Al lavoro per pubblicizzare il PMTCT


Una serie di sessioni fotografiche specifiche, pensate appositamente per cogliere le sfumature culturali delle varie zone della regione Amhara, carpirne gli ambienti e i costumi mettendo in primo piano la gente che realmente abita quelle aree, il tutto per avere le immagini giuste che possano promuovere efficacemente il PMTCT (Protection of Mother To Child Transmission), il sistema di prevenzione della trasmissione dell’HIV da madre a figlio. Con questo scopo si è svolto la scorsa settimana il breve viaggio che ha visto alcuni membri etiopi del CVM, Haileyesus, Betre e Meteke, un volontario italiano, Ugo, e un fotografo professionista, Salomon, percorrere chilometri e chilometri in giro per la regione, passando per i grandi centri ma soprattutto fermandosi nelle aree rurali. L’ONG italiana sta infatti lavorando ad un’importante campagna pubblicitaria in collaborazione con l’HAPCO (l’ufficio preposto al controllo e alla prevenzione dell’HIV), affinché si diffonda una maggior consapevolezza dei rischi che ci sono nelle gravidanze quando la madre è sieropositiva, delle modalità di prevenzione, della necessità di effettuare controlli medici nelle strutture apposite e dell’importanza che tutta la comunità si impegni per promuovere comportamenti e pratiche utili a bloccare la trasmissione del virus al nascituro. Purtroppo, specie nelle aree rurali, la conoscenza in merito all’AIDS è ancora troppo bassa; specialmente in caso di gravidanza e al momento del parto, non c’è nessuna particolare attenzione o rispetto delle norme e delle precauzioni che permetterebbero di ridurre i rischi. Un alto numero di donne incinte non si sottopone a nessuna visita e moltissime partoriscono ancora in casa senza il medico.
La campagna pubblicitaria sarà focalizzata su un messaggio semplice ma ricco di significato: tutta la comunità, dai livelli più bassi alle autorità religiose e alle figure che godono di particolare rispetto, è responsabile per un futuro senza bambini afflitti dall’HIV. Le sessioni fotografiche sono ormai concluse, con non poche difficoltà nate dai timori della gente a lasciarsi immortalare per comparire poi nei materiali informativi; ora è in corso la fase di editing grafico e per fine novembre tutto il materiale pubblicitario sarà pronto e distribuito, un po’ ovunque, nella regione Amhara.

Camilla Corradini - Volontaria CVM, Etiopia

mercoledì 13 ottobre 2010

Kedest Lefalem, la giovane attrice della "Biruh Tesfa"

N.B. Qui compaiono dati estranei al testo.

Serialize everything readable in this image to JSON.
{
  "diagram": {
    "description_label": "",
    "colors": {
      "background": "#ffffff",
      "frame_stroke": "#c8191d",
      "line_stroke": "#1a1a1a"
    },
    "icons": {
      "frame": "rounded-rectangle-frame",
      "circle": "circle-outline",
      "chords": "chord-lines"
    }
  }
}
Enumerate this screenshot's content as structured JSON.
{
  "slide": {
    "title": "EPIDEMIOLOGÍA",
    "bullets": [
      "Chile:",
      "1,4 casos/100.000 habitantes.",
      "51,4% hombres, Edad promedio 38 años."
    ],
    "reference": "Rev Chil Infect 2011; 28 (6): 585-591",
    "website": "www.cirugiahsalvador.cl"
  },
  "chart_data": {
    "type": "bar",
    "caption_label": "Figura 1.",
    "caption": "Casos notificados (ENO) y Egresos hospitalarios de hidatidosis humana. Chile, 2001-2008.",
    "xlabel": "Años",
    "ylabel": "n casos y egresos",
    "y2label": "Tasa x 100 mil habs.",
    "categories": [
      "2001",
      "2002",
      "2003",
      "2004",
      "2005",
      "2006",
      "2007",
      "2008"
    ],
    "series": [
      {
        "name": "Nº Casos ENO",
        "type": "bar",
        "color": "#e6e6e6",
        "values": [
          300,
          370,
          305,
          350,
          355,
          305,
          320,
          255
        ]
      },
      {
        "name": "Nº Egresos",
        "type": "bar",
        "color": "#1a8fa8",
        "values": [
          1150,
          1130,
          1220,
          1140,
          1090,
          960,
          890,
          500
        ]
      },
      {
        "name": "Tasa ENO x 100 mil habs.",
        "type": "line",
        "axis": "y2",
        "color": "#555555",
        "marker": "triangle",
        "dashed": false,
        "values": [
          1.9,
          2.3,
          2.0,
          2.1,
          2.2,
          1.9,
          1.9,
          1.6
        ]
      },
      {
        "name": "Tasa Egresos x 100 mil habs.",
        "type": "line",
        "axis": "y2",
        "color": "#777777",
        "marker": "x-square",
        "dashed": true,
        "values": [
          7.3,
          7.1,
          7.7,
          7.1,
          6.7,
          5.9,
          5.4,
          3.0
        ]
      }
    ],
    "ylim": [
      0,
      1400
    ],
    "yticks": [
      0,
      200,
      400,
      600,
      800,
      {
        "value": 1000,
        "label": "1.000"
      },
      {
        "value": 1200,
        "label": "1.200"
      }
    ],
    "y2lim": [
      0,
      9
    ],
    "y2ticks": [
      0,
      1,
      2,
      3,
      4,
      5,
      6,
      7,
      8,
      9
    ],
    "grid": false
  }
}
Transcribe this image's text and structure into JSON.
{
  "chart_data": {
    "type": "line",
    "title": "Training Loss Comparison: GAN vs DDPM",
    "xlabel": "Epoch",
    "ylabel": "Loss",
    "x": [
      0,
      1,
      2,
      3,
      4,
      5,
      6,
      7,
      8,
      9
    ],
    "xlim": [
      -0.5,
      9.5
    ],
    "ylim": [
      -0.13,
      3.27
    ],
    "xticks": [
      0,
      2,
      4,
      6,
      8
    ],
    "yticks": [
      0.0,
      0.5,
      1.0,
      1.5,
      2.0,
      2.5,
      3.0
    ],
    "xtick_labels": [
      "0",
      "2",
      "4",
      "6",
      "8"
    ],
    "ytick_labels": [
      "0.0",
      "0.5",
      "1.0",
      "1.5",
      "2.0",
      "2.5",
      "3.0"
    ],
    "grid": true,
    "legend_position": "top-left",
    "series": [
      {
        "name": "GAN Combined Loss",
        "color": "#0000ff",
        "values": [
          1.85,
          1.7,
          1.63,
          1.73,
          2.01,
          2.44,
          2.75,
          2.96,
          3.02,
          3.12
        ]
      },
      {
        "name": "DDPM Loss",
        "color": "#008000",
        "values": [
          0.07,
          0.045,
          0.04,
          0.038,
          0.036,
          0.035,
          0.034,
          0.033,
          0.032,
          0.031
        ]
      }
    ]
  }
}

Non importa se non c’è il palco e neanche i vestiti di scena, quando la rappresentazione prende il via lei si immedesima completamente nel suo ruolo, ci mette convinzione, passione, riuscendo a captare l’interesse degli osservatori e mantenere l’attenzione generale alta fino al termine della storia. Certo, il merito è anche degli altri ragazzini che con lei danno vita allo spettacolo, ma di sicuro Kedest Lefalem è tra i più coinvolti e sembra particolarmente portata per la realizzazione dei ‘drama’, le brevi recite che vengono usate come strumento educativo per trasmettere importanti messaggi a grandi e piccoli. È una dei membri della “Biruh Tesfa”, l’associazione di orfani di Debre Markos nata grazie all’ONG Comunità Volontari per il Mondo (CVM). Quest’ultima cerca di togliere i ragazzini dalla strada, quando possibile affidarli alle cure di familiari o persone fidate e garantire loro la possibilità di andare a scuola. Ma li coinvolge anche in una serie di attività importanti per una crescita equilibrata e tra queste c’è anche la realizzazione di recite. Esiste uno specifico gruppo all’interno dell’associazione che si dedica a questo e Kedest ne è la responsabile.
Ha una particolare passione per le rappresentazioni teatrali, le piace scrivere le storie da mettere in scena ma anche interpretarle. A casa spesso compone piccoli poemi e racconti che poi, negli incontri che l’associazione tiene tutte le domeniche mattina, insieme agli altri membri del gruppo mostra davanti a tutti i ragazzini della “Biruh Tesfa”. Di norma gli spettacoli parlano di orfani e di bambini di strada, delle loro vite difficili, delle sofferenze e dei problemi che devono affrontare, ma anche di cosa possono e devono fare per cambiare le cose. Gli spettacoli però trattano pure di HIV, dello sfruttamento delle giovani ragazze che lavorano come serve in case altrui e, in generale, dei comportamenti corretti che bambini e giovani dovrebbero adottare. “Di pratiche sbagliate ma molto diffuse ce ne sono tante – ci spiega seria e posata -, questi spettacoli sono utili per spiegare in modo semplice ciò che non è corretto e cancellare le brutte abitudini. Ciò di cui preferisco scrivere è dei ragazzini di strada miei coetanei e degli altri membri dell’associazione: abbiamo problemi simili, alcuni di noi vengono dalla strada”. Certo, racconta cercando di sottolineare l’importanza del suo ruolo, coinvolgere i bambini più piccoli nelle recite è difficile:“in un primo momento vogliono partecipare di spontanea volontà, però poi si vergognano a recitare davanti agli altri e alla fine si tirano indietro. In genere sono soprattutto le femmine a voler prender parte agli spettacoli, mentre i maschi si fanno meno avanti. Io di solito scrivo le storie a casa, ma la domenica tutti noi membri del gruppo teatrale ne discutiamo insieme e decidiamo cosa mettere in scena, poi la settimana successiva facciamo la recita”.
Se ufficialmente è responsabile di questo gruppo di piccoli attori e in questo compito è palesemente a suo agio, è anche vero che il suo attivismo e la sua partecipazione emergono lampanti pure in altri momenti di vita dell’associazione. Kedest, infatti, è tra i membri che gestiscono gli incontri della domenica e che si impegnano per coinvolgere i più piccoli e i nuovi arrivati nelle varie iniziative. Con loro tira fuori i tratti da leader del suo carattere, la sua forza trainante. Recentemente è stata anche scelta come uno dei rappresentanti dell’East Gojjam per il network regionale che collega le varie associazioni di orfani.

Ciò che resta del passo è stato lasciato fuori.